«I giornalisti che vengono qui pensano che Haiti sia solo la capitale». Sono parole di Etilius, l’uomo che l’altro giorno ci ha accompagnato in auto all’aeroporto per tornare in Italia. Riesco a scrivere dopo tre giorni di viaggio. Per raccontare quanto visto proprio in capitale.
Infatti, prima di prendere l’aereo, Etilius ha portato me e gli altri volontari a fare un giro in capitale, a Pourt-au-Prince, sottolineando che «non è molto sicuro andare in giro da solo per un uomo bianco».
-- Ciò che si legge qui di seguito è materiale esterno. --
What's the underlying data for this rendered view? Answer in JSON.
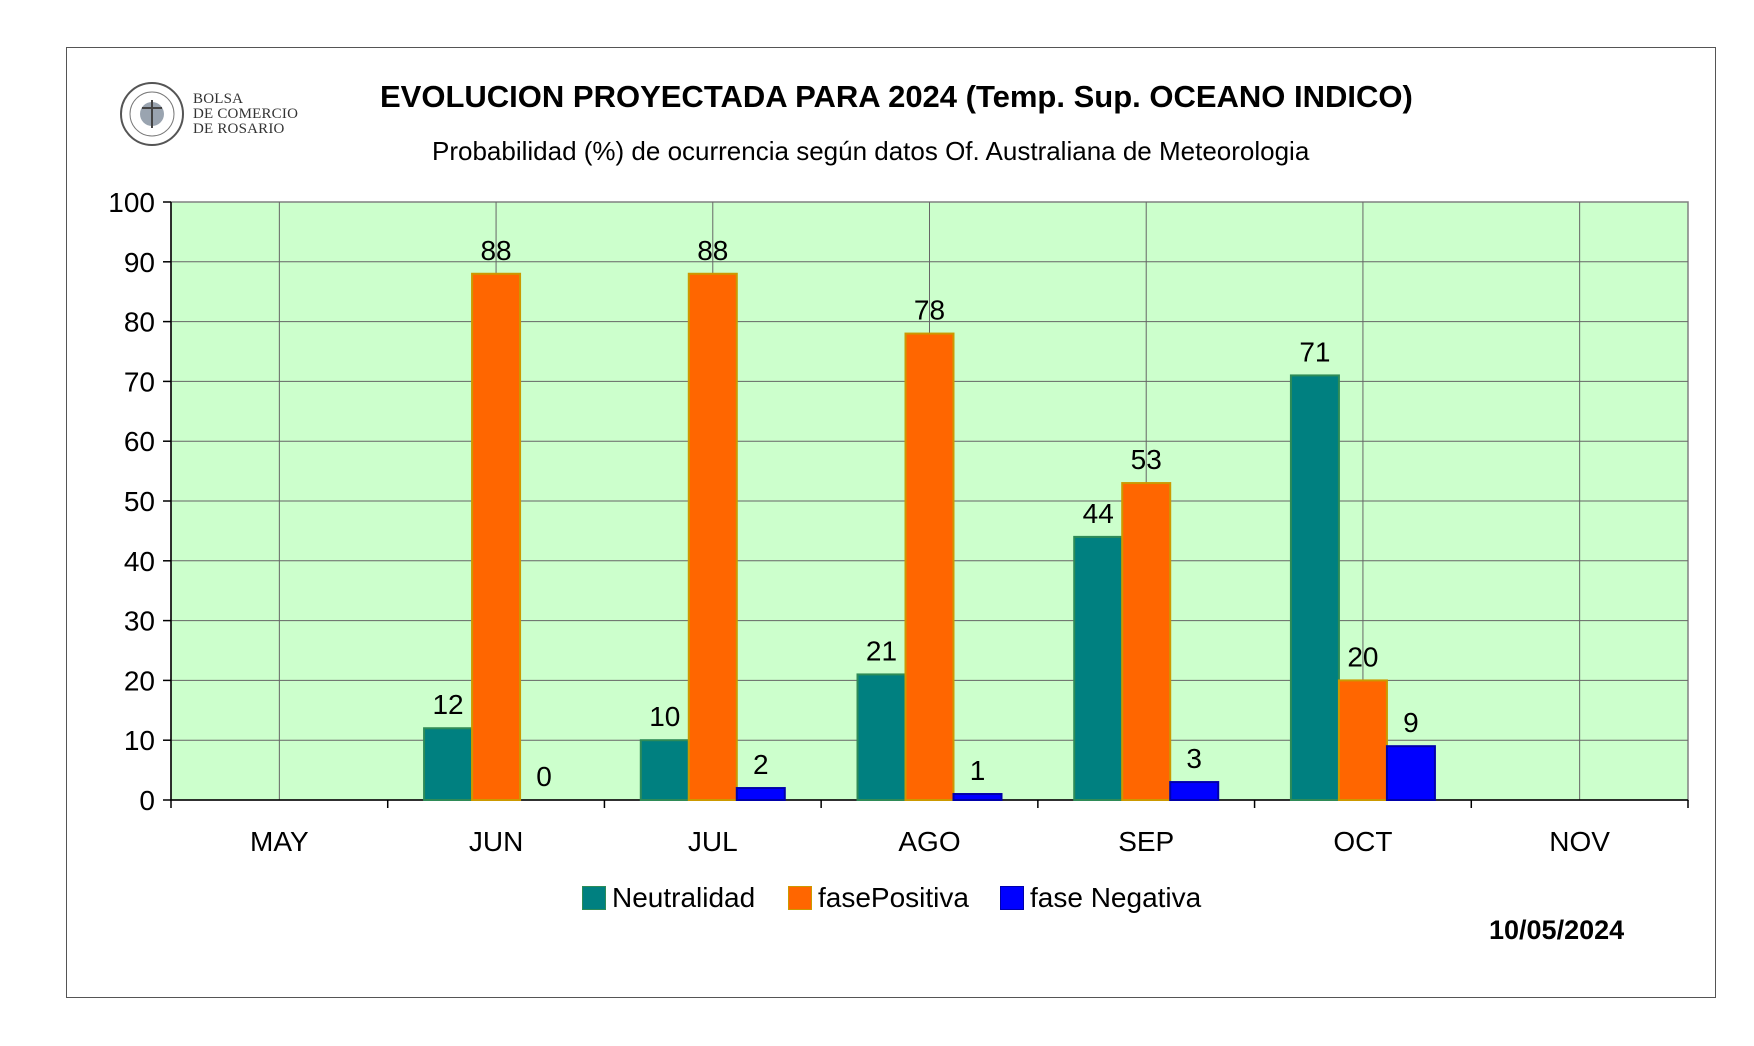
{
  "header": {
    "logo_lines": [
      "BOLSA",
      "DE COMERCIO",
      "DE ROSARIO"
    ],
    "logo_ring_text": "BOLSA DE COMERCIO DE ROSARIO",
    "title": "EVOLUCION PROYECTADA PARA 2024 (Temp. Sup. OCEANO INDICO)",
    "subtitle": "Probabilidad (%) de ocurrencia según datos Of. Australiana de Meteorologia",
    "date": "10/05/2024"
  },
  "chart_data": {
    "type": "bar",
    "title": "EVOLUCION PROYECTADA PARA 2024 (Temp. Sup. OCEANO INDICO)",
    "subtitle": "Probabilidad (%) de ocurrencia según datos Of. Australiana de Meteorologia",
    "categories": [
      "MAY",
      "JUN",
      "JUL",
      "AGO",
      "SEP",
      "OCT",
      "NOV"
    ],
    "series": [
      {
        "name": "Neutralidad",
        "color": "#008080",
        "values": [
          null,
          12,
          10,
          21,
          44,
          71,
          null
        ]
      },
      {
        "name": "fasePositiva",
        "color": "#FF6600",
        "values": [
          null,
          88,
          88,
          78,
          53,
          20,
          null
        ]
      },
      {
        "name": "fase Negativa",
        "color": "#0000FF",
        "values": [
          null,
          0,
          2,
          1,
          3,
          9,
          null
        ]
      }
    ],
    "ylim": [
      0,
      100
    ],
    "yticks": [
      0,
      10,
      20,
      30,
      40,
      50,
      60,
      70,
      80,
      90,
      100
    ],
    "grid": true,
    "plot_background": "#CCFFCC",
    "legend_position": "bottom"
  }
}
Effettivamente lo spettacolo a cui ci siamo trovati di fronte era angosciante, e non solo per la presenza di mancate ricostruzioni dopo il terremoto. La città è praticamente in una condizione igienica di costante precarietà: gente che rovescia la spazzatura in strada con le carriole, bambini che ci giocano dentro, capre che mangiano i rifiuti (le stesse capre che poi molto probabilmente vengono macellate e vendute al mercato), pozzanghere nauseabonde quasi in ogni angolo, pareti del fiume dove viene rovesciata altra spazzatura, cumuli di rifiuti bruciati in ogni strada con le colonne di fumo che si vedono a centinaia di metri di distanza. Il tutto contornato dal fatto che certi edifici, soprattutto quelli pubblici, come l’ospedale dei frati Camiliani che ci ha ospitato per la notte, hanno sul cancello un disegno che invita i visitatori a lasciare fuori le armi.
Ma Haiti non è solo la capitale, come dice Etilius. Lo abbiamo mostrato in questo blog nei giorni scorsi. Eppure, come all’esterno, lo Stato sembra assente anche qui, come nel resto dell’isola. Ripartiamo da questo viaggio con uno spettacolo deprimente e sconsolante, ma con la consapevolezza che ci sono migliaia di persone che stanno cercando di cambiare questa situazione.